Sure, I can have a look. But I'll leave the final decisions to @p-snft.

[jokochems]

Hello @lensum,

to me everything looks good. I think, the tiny decrease in coverage can be ignored.
I left some minor comments in the docs with suggestions for slight rephrasing or additions. Also, I think introducing a new method in _models.Model could help to avoid code duplication.

Overall, these are all optional aspects. I would be fine with it as it currently is and leave it up to @p-snft to decide.

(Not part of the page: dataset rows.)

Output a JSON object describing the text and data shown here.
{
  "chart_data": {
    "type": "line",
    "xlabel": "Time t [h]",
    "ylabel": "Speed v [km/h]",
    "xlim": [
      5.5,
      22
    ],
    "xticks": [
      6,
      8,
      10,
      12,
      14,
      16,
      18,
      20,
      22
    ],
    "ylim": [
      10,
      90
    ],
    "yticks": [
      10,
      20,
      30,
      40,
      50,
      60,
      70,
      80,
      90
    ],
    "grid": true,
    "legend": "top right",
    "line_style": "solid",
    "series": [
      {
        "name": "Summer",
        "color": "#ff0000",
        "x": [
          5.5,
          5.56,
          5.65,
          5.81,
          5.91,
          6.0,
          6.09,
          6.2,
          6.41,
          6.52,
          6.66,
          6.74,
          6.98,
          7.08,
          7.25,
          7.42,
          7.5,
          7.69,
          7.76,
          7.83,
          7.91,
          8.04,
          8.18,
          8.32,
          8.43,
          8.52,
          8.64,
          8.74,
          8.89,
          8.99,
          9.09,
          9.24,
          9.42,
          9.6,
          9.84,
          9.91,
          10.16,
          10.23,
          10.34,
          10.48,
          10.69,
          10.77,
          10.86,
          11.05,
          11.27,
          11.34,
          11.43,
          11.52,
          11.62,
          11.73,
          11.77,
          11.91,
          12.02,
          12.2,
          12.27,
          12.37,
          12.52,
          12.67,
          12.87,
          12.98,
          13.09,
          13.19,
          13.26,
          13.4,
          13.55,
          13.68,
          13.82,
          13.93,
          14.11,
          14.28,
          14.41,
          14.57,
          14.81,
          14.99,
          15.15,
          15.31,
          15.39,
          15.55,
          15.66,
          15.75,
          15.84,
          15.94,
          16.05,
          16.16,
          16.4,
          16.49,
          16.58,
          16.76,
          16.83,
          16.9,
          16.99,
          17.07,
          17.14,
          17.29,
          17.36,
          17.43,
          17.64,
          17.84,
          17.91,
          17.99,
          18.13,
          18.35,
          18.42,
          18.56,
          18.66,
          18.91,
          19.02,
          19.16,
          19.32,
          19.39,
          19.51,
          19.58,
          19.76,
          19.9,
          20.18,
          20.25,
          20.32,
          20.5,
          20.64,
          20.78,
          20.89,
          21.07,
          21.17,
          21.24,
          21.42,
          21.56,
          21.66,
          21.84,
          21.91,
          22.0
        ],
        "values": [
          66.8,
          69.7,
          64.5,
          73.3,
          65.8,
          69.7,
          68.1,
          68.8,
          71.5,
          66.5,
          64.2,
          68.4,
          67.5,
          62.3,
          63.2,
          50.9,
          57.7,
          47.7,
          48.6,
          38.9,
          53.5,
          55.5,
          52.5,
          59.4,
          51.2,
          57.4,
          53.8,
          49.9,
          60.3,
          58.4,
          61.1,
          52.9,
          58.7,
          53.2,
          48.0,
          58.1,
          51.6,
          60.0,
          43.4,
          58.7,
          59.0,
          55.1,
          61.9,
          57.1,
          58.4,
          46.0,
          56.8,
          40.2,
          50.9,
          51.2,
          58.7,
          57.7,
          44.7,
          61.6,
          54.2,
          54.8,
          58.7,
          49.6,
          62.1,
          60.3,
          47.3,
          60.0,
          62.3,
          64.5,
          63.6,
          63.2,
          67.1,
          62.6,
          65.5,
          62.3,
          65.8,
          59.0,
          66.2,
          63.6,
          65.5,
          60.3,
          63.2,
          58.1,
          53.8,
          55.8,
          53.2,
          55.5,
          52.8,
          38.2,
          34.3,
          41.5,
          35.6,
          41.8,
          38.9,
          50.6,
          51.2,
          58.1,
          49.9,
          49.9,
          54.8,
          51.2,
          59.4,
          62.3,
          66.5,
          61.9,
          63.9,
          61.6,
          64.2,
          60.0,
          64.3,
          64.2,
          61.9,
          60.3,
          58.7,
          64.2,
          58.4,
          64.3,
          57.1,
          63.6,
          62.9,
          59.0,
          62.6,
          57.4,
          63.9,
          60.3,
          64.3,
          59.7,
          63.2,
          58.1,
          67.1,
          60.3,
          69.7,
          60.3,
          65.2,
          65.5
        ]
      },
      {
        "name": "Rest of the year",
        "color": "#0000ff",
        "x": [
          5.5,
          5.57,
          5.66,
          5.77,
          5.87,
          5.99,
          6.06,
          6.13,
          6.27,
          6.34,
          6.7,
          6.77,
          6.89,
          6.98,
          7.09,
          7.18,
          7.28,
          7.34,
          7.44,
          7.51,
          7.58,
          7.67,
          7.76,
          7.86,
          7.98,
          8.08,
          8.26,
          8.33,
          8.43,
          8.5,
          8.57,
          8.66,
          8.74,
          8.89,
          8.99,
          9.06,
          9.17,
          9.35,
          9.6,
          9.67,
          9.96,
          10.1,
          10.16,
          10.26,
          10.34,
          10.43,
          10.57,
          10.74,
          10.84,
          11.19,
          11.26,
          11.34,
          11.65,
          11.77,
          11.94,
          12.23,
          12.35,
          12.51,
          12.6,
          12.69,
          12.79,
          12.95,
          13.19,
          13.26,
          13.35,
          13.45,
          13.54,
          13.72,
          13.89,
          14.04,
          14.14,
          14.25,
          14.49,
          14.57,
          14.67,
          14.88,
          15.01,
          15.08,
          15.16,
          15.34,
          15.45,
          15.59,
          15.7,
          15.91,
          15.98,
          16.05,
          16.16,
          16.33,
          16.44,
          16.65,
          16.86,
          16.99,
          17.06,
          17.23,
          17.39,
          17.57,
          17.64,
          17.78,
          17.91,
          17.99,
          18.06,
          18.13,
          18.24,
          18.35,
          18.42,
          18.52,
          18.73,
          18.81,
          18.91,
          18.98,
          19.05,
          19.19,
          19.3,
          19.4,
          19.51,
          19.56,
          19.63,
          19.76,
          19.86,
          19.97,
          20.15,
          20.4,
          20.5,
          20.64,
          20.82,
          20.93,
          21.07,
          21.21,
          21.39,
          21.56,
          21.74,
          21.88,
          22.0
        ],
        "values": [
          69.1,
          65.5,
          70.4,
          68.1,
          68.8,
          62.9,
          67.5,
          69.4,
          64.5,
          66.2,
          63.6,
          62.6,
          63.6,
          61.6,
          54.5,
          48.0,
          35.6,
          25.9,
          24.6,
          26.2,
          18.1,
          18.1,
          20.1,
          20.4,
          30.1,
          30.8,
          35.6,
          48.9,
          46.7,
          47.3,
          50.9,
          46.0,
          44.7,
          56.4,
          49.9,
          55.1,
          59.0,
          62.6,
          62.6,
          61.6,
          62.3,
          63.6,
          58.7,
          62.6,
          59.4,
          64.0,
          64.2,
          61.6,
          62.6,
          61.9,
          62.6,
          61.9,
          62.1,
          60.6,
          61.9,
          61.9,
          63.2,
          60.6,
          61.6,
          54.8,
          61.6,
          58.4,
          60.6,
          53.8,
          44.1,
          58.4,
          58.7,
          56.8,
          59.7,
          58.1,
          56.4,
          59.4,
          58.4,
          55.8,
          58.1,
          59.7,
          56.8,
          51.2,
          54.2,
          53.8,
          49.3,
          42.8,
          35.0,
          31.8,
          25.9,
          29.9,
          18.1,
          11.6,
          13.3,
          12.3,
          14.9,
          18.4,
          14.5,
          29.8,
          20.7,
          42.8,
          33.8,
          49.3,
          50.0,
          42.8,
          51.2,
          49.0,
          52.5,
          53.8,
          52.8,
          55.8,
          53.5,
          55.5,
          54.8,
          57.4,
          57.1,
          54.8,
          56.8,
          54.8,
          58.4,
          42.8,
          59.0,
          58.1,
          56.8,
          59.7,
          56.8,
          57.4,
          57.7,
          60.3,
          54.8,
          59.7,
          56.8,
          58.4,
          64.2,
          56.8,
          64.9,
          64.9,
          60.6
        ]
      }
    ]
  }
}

Thanks a lot! Looking forward to your upcoming decomposition activities.

[jokochems]

If I'm not mistaken, this is the same as above. Couldn't we add a tiny method for this that we call twice to avoid code duplication?

[p-snft]

I like the Idea but I think there is room for improvement. As we introduce new options in the API, I feel like these should be discussed first.

[p-snft]

Suggested change

	energysystem : EnergySystem object or list of EnergySystem objects (experimental)
	energysystem : EnergySystem object or (experimental) list of EnergySystem objects

Maybe this way, to highlight that just the second option is experimental?

[lensum]

I'm fine with that! It's easier to understand, indeed. I needed to shorten the line, so I deleted the of EnergySystem objects after list. It now reads energysystem : EnergySystem object or list (experimental) and I would change it to energysystem : EnergySystem object or (experimental) list. The explanation that the list needs to hold EnergySystem objects moved into the text below.
Is that okay with you as well?

I apologize for the cumbersome discription.

[p-snft]

I see. The line energysystem : EnergySystem object or (experimental) list sounds reasonable. Maybe also add the keyword in the description, so it reads:

    energysystem : EnergySystem object or (experimental) list
        Object that holds the nodes of an oemof energy system graph.
        Experimental: If a list  is passed, the list needs to hold
        EnergySystem objects and a cellular structure is assumed.
        In this case, the first element needs to be the upmost energy cell
        (structurally containing all other cells).

[lensum]

Good idea! The latest commit includes this change.